Levent Ergül, müteahhit firmayı seçerek ilk etapta inşaatta çalışacak olan 3 bin kişiye istihdam yaratacaklarına dikkat çekerek, sözlerini şöyle sürdürdü:

"Tüm dünyanın global bir krizle boğuştuğu bugünlerde projemizle ekonomimize katma değer yaratacak olmanın heyecanını yaşıyoruz. Söz konusu karar projenin doğruluğuna olan inancımızı değiştirmemiştir. Alınan yürütmeyi durdurma kararının tarafımıza tebliğ edilmesini bekliyoruz. Daha önce olduğu gibi, hukuka olan saygımızdan dolayı yargı mercilerinin aldığı kararlar yönünde hareket edeceğimizden kimsenin şüphesi olmasın. Karar bize tebliğ edilir edilmez inşai faaliyetlerimizi durduracağız."
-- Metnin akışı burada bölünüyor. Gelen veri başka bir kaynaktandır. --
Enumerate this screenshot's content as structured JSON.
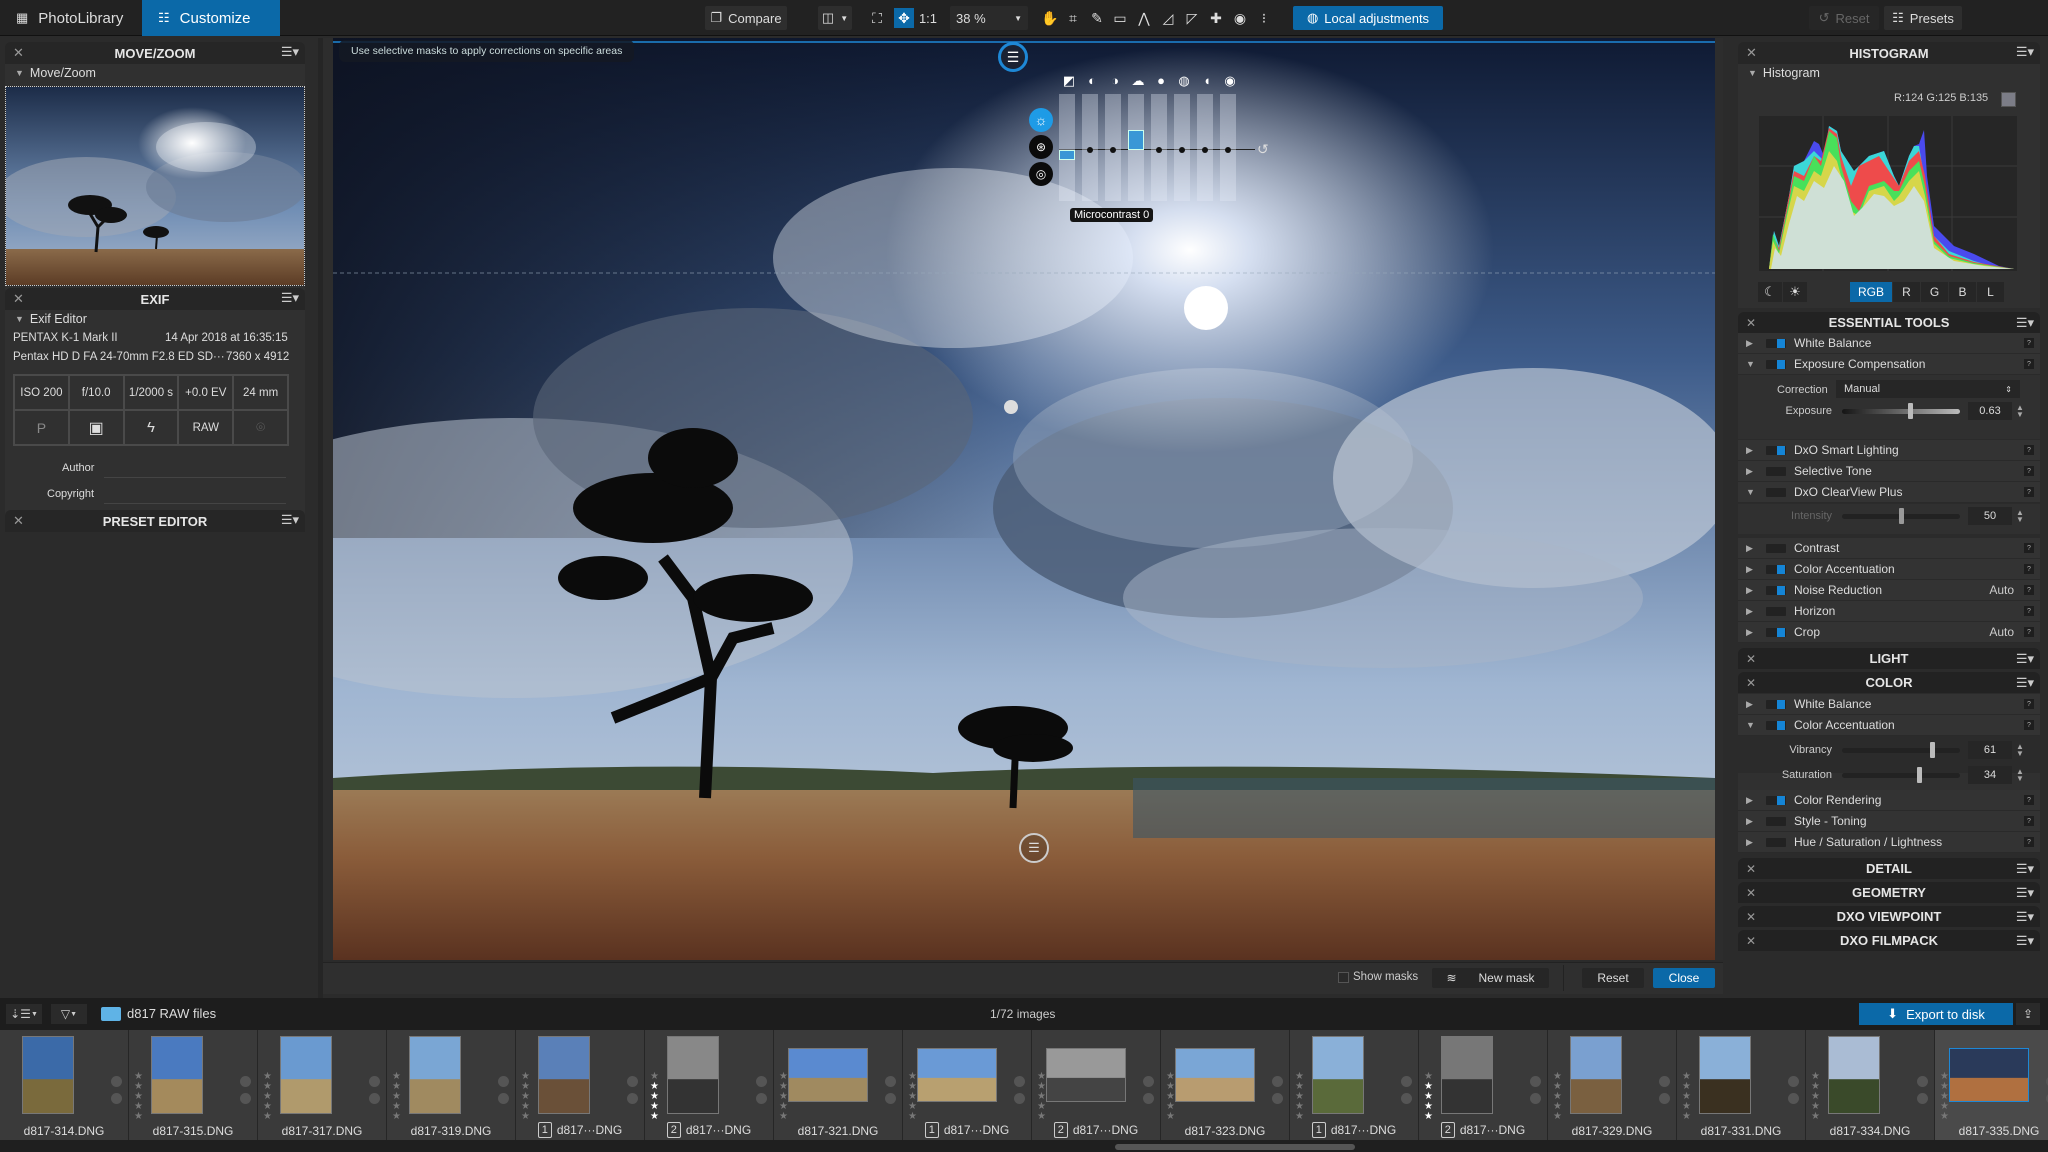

Levent Ergül, Zorlu Yapı Yatırım AŞ'nin, açılmış davalara rağmen 800 milyon dolarlık arazi bedelini 30 Mayıs 2007 tarihinde Özelleştirme İdaresi'ne peşin olarak ödediğini vurgulayarak, yürütmeyi durdurma kararına karşı Dava Daireleri Genel Kurulu'na temyiz yolunun açık olduğunu vurgulayarak, "Karar tebliğ edilir edilmez temyiz hakkımızı kullanacağız" diye konuştu. Ergül, şunları söyledi:

"Grubumuzun ülkesine yatırım yapma ilkesi ve hukuka olan saygısı kamuoyunun malumudur. Zorlu Yapı Yatırım AŞ, açılmış olan davalara rağmen bu inançla ihale bedeli olan 800 milyon doları peşin olarak ödemiştir. Çalışmalarımıza her zaman olduğu gibi hukuk kuralları çerçevesinde kamu yararını gözetecek şekilde yön vereceğimizi bir kez daha kamuoyu ile paylaşmak isteriz."